Lim’s first feature, “Vegetarian,” will be competing among 13 other films in the festival’s World Cinema Dramatic Competition later this month. The highbrow drama, which blends the themes of sexual desire, artistry and psychology, is the only local film to have won a spot among some 1,022 entries in the upcoming film fest.

After competing in the 26th Sundance Film Festival, which will run for 10 days from Jan. 21 in the southwestern state of Utah, Vegetarian will hit local theaters on Feb. 18.

“While some Korean viewers said the film was difficult to understand, overseas audiences appear to be more at ease with the detachment and indifference I try to maintain with the characters,” Lim said. “I try not to explain too much or force emotion. This was an easier task with this movie because I empathized with not one, but all the characters.”

Based on Korean writer Han Gang’s short story, Vegetarian was lauded for “exquisitely combining art with sexual desire, walking a tightrope between morality and artistry” after its premiere at Korea’s Pusan International Film Festival last fall.

Lim recalled that his first encounter with the story was like “destiny.”

“I asked to meet the author the day after reading his story in 2005. I had a hunch about it despite the obvious difficulty of adapting the complicated story for a motion picture,” he said. “But I was lucky.
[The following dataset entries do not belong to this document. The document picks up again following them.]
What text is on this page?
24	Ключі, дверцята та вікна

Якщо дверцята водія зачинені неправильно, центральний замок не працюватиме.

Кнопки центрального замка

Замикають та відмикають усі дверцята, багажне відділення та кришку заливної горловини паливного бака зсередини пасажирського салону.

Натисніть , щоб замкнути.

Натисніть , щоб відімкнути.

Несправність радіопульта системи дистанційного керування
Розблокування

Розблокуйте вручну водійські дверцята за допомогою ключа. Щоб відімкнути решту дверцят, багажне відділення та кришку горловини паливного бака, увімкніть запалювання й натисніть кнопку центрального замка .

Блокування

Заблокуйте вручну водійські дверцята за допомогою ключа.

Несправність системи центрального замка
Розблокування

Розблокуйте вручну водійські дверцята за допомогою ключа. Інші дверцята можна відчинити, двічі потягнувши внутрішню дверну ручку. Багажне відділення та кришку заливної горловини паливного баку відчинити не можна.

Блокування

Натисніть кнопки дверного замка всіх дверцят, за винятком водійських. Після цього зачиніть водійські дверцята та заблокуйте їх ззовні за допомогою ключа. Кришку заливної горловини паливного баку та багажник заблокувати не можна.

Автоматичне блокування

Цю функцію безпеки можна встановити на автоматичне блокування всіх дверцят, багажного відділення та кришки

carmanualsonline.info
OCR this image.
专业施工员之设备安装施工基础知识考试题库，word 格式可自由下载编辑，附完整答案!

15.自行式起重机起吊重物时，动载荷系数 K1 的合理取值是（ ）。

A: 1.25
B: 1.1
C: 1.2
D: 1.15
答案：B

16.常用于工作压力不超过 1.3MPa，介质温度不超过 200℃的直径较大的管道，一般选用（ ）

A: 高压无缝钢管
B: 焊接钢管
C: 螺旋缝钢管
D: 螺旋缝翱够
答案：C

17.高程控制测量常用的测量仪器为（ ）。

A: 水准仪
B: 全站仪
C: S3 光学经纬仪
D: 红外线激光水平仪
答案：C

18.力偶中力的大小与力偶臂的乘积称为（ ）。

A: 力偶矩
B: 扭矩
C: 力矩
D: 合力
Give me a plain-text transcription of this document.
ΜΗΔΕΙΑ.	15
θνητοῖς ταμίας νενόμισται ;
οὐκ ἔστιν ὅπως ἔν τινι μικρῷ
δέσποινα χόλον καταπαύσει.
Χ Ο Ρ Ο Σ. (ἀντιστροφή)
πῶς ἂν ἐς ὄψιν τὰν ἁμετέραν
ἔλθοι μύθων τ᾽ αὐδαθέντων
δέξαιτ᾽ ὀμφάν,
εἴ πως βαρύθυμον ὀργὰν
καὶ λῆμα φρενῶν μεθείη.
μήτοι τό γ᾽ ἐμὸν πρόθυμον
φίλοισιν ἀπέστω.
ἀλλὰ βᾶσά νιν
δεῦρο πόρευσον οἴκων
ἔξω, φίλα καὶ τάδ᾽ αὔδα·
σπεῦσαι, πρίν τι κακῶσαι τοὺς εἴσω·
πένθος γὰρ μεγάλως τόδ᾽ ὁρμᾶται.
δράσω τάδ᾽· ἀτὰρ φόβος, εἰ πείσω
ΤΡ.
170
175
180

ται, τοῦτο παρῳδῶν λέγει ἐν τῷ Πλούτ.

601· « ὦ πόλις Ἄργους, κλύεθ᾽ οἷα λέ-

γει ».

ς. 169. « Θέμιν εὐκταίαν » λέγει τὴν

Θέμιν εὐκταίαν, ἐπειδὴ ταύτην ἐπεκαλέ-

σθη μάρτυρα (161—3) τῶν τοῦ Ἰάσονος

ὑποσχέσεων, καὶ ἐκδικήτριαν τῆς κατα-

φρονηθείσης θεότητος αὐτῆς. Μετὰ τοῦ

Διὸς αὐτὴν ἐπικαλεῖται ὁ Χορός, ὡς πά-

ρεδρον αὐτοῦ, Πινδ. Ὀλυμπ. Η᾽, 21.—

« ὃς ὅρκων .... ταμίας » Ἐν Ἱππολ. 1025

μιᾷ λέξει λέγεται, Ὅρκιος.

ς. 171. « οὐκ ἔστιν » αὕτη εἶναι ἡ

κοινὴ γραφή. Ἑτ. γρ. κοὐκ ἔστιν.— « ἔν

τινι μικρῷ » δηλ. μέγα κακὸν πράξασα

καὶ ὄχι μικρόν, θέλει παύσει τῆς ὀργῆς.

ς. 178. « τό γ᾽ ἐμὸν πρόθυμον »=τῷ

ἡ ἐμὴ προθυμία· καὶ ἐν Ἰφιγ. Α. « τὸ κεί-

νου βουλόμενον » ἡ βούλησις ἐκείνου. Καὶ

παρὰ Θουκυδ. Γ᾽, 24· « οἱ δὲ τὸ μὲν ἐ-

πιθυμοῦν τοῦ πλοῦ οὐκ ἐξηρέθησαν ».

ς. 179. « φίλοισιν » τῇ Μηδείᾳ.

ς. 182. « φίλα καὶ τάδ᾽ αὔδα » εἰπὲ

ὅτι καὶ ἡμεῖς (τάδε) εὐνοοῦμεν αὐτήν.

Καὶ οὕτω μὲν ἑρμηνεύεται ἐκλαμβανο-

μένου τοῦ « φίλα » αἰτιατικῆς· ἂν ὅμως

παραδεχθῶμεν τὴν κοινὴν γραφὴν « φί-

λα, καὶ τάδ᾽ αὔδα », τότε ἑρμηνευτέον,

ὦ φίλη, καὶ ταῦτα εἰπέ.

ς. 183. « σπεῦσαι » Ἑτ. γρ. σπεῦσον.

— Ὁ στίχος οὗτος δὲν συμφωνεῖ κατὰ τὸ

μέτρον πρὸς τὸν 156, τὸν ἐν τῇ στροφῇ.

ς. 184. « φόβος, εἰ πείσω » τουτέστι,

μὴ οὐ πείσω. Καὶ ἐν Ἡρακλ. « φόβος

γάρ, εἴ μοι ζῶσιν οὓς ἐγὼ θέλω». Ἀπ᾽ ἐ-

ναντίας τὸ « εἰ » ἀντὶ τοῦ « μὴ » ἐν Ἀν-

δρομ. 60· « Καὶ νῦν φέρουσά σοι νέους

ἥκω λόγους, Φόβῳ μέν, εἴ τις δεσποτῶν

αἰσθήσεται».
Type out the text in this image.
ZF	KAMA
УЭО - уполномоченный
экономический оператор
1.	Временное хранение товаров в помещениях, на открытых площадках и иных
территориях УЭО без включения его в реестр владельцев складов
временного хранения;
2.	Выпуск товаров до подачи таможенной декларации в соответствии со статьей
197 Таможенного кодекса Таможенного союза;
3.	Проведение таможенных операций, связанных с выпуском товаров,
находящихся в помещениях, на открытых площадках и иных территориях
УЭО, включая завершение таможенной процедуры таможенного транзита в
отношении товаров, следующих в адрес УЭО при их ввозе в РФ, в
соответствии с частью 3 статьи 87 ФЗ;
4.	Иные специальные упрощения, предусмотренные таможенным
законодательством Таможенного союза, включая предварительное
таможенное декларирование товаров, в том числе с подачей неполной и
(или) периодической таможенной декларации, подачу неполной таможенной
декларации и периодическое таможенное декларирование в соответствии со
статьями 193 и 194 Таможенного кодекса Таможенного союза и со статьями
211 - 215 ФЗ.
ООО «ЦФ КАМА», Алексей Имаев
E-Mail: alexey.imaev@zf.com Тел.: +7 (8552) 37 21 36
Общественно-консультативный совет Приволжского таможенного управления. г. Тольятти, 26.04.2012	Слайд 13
I had the author’s full support and trust, and financial backing from the Korean Film Council.”

Selected among five films that received 300 million won ($263,000) in support from the state-run film agency in 2008, Lim immediately began work on the movie, with shooting taking just one month.

While writing the script and weaving together the structure was difficult, the actual filming went smoothly with actors and actresses “putting in their full effort,” Lim said.

Chae Min-seo, who played the film’s main character, came to the set after losing eight kilograms in a month to become the young woman who grows increasingly gaunt after cutting meat out of her diet.

“With actors and actresses at their best performance, the shooting worked out like magic,” the director said.

Vegetarian tells the story of a young artist who becomes obsessed with the desire to physically possess his sister-in-law (played by Chae), who stops eating meat after experiencing strange dreams. By painting her thin body with flowers, he gives full expression to his artistic impulses while also fulfilling his sexual and carnivorous desires.

Being a vegetarian is not only about rejecting meat, but about all human desire, Lim explained.

“I worked on the story for four years, so I was able to understand each and every character very well,” he said. “Art is not something that can be explained in the category of logic or morality, so I understood the artist’s desire, but also empathized with his wife, torn between anger toward her husband and sympathy for her younger sibling.”

Lim, who studied at the Art Center College of Design in Pasadena, California, is currently adding the final touches to his second feature “Scar,” also based on a short story by novelist Han.

“I am very much interested in visualizing well-written stories. I think doing this is one of the roles given to filmmakers,” Lim said. “Scar features a married couple dealing with the emotional and physical wounds that become a source of tension between them.”

Lim, who called himself a “devoted film buff,” named Taiwanese director Ang Lee as one of his favorite directors.

“I am always astounded by his ability to create the best work while crossing so many different genres,” he said. “I saw his ‘Lust, Caution’ several times.”

“I am currently developing a scenario and a few other items I have in mind,” he added.